Contrastmiddel verbonden met hersenafwijkingen op MRI
Voor het eerst hebben onderzoekers een
associatie tussen een gemeenschappelijke magnetische
resonantie beeldvorming (MRI) contrastmiddel en afwijkingen
op de MRI van de hersenen bevestigd, volgens een nieuwe
studie online gepubliceerd in het tijdschrift Radiology. De
nieuwe studie oppert de mogelijkheid dat een giftige
component van het contrastmiddel lang na toediening in het
lichaam blijft.
MRI's van de hersenen worden vaak
uitgevoerd met een gadolinium-gebaseerd contrastmiddel
(Gd-CM). Gadolinium’s paramagnetische eigenschappen maakt
hem geschikt voor MRI, maar de toxiciteit van het gadolinium
ion betekent dat het chemisch moet worden gebonden met
niet-metaalionen zodat het door de nieren kan worden
gedragen en uit het lichaam worden vervoerd voordat het ion
wordt losgelaten in weefsel. Gd-CM wordt veilig geacht bij
patiënten met een normale nierfunctie.
De afgelopen jaren werd in Japan opgemerkt
dat patiënten met een voorgeschiedenis van meerdere
toedieningen van Gd-CM vertoonde gebieden met een hoge
intensiteit of hyperintensiteit op MRI twee hersengebieden
lieten zien: de dentate nucleus (DN) en globus pallidus (GP)
. De precieze klinische gevolgen van hyperintensiteit zijn
niet bekend, maar hyperintensiteit in de DN word
geassocieerd met multiple sclerose, terwijl hyperintensiteit
van de GP gelinkt wordt aan leverfunctie stoornissen en
verschillende ziekten.
Om meer te leren, vergeleken de
onderzoekers onversterkte T1-gewogen MR beelden (T1WI) van
19 patiënten die zes of meer contrastmiddel hersenscans
hadden ondergaan met 16 patiënten die zes of minder
onversterkte scans hadden gehad.
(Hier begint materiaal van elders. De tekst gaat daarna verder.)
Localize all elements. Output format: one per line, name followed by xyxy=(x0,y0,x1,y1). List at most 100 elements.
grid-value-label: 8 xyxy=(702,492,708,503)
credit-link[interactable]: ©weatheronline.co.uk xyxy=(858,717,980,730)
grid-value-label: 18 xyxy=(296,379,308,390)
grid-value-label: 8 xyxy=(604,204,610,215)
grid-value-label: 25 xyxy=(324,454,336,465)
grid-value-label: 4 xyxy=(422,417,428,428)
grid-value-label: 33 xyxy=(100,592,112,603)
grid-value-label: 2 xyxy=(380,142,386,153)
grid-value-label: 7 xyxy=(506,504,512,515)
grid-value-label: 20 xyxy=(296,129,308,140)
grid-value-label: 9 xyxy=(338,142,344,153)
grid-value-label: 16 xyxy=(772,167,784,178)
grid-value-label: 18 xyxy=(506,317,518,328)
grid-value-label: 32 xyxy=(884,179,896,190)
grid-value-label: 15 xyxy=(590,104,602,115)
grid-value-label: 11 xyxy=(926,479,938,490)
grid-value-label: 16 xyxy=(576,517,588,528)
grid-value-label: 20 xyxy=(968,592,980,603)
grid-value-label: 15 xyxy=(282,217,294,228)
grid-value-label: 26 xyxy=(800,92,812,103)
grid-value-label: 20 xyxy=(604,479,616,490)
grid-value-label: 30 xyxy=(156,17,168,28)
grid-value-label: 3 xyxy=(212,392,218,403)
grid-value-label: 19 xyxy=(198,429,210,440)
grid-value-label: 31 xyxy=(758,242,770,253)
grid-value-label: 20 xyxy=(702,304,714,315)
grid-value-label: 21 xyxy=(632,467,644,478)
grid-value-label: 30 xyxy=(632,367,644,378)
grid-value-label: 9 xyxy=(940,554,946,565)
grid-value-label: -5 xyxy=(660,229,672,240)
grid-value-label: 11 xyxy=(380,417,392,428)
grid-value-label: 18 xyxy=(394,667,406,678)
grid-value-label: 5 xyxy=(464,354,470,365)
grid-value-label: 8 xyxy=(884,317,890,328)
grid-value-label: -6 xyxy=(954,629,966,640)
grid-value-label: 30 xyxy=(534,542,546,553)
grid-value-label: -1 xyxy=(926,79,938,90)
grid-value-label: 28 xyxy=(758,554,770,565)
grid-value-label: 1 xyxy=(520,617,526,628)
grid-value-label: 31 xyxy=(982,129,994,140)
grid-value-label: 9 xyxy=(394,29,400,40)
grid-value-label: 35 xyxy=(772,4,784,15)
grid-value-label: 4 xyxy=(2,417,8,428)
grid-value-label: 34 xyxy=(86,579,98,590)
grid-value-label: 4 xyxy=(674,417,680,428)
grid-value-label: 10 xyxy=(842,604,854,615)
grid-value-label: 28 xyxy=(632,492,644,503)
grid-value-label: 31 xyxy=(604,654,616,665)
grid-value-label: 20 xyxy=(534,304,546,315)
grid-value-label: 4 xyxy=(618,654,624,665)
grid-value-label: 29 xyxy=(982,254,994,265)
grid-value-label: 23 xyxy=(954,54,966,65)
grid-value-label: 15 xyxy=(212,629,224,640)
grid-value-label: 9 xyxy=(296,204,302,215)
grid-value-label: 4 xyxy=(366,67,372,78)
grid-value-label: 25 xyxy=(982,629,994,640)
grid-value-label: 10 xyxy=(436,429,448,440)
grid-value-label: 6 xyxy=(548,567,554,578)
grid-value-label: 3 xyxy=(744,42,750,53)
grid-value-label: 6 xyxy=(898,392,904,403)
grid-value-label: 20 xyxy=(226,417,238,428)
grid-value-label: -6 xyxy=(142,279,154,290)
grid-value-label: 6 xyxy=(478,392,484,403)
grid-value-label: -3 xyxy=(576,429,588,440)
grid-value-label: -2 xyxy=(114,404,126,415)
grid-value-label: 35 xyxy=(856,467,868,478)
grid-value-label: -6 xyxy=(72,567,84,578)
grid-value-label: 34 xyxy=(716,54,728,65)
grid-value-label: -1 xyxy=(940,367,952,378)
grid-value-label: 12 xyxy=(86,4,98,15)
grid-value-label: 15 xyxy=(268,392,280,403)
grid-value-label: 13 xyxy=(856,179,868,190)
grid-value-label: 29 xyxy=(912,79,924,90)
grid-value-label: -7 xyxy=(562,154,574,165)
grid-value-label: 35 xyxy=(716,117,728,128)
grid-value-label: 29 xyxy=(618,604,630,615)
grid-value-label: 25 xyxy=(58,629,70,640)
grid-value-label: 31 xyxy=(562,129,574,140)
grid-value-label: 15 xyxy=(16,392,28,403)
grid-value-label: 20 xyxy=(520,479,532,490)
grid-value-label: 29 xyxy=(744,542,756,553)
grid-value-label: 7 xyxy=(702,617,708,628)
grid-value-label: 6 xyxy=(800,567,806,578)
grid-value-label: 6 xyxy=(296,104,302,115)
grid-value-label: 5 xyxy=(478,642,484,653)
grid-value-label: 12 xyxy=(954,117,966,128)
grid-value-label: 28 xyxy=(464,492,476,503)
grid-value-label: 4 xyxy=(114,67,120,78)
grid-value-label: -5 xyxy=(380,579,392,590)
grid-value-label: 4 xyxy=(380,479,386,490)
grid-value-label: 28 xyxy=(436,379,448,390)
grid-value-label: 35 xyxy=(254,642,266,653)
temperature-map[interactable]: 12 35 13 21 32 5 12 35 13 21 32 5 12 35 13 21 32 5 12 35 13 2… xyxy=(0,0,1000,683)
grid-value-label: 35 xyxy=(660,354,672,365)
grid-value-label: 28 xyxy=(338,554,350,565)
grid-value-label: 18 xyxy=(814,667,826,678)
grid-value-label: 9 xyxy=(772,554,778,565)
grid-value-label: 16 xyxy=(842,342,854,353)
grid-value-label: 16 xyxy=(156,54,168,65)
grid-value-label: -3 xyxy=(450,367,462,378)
De hyperintensiteit van
zowel de DN en GP werden gecorreleerd met het aantal Gd-CM
onderzoeken.
"Hyperintensiteit in de DN en GP bij MRI
kan een gevolg zijn van het aantal eerdere Gd-CM
onderzoeken" aldus hoofdauteur Tomonori Kanda, MD, Ph.D.,
van Teikyo University School of Medicine in Tokyo en het
Hyogo Cancer centrum in Akashi, Japan. "Omdat gadolinium een
hoge signaalintensiteit in het lichaam heeft, kunnen onze
gegevens suggereren dat de giftige component gadolinium in
het lichaam blijft, zelfs bij patiënten met normale
nierfunctie."
Dr Kanda heeft ook opgemerkt dat omdat de
patiënten met multiple sclerose vaak tal contrast-enhanced
MRI scans hersenen ondergaan, de hyperintensiteit van de DN
waargenomen bij deze patiënten grotere cumulatieve
gadolinium dosis dan de ziekte zelf.
De mechanismen waarmee Gd-CM-toediening
tot hyperintensiteit van de DN en GP onduidelijk blijven,
zei Dr Kanda. Eerdere studies op dieren en mensen hebben
aangetoond dat de ionen in bot en weefsel kan worden
gehandhaafd gedurende enkele dagen of langer na toediening.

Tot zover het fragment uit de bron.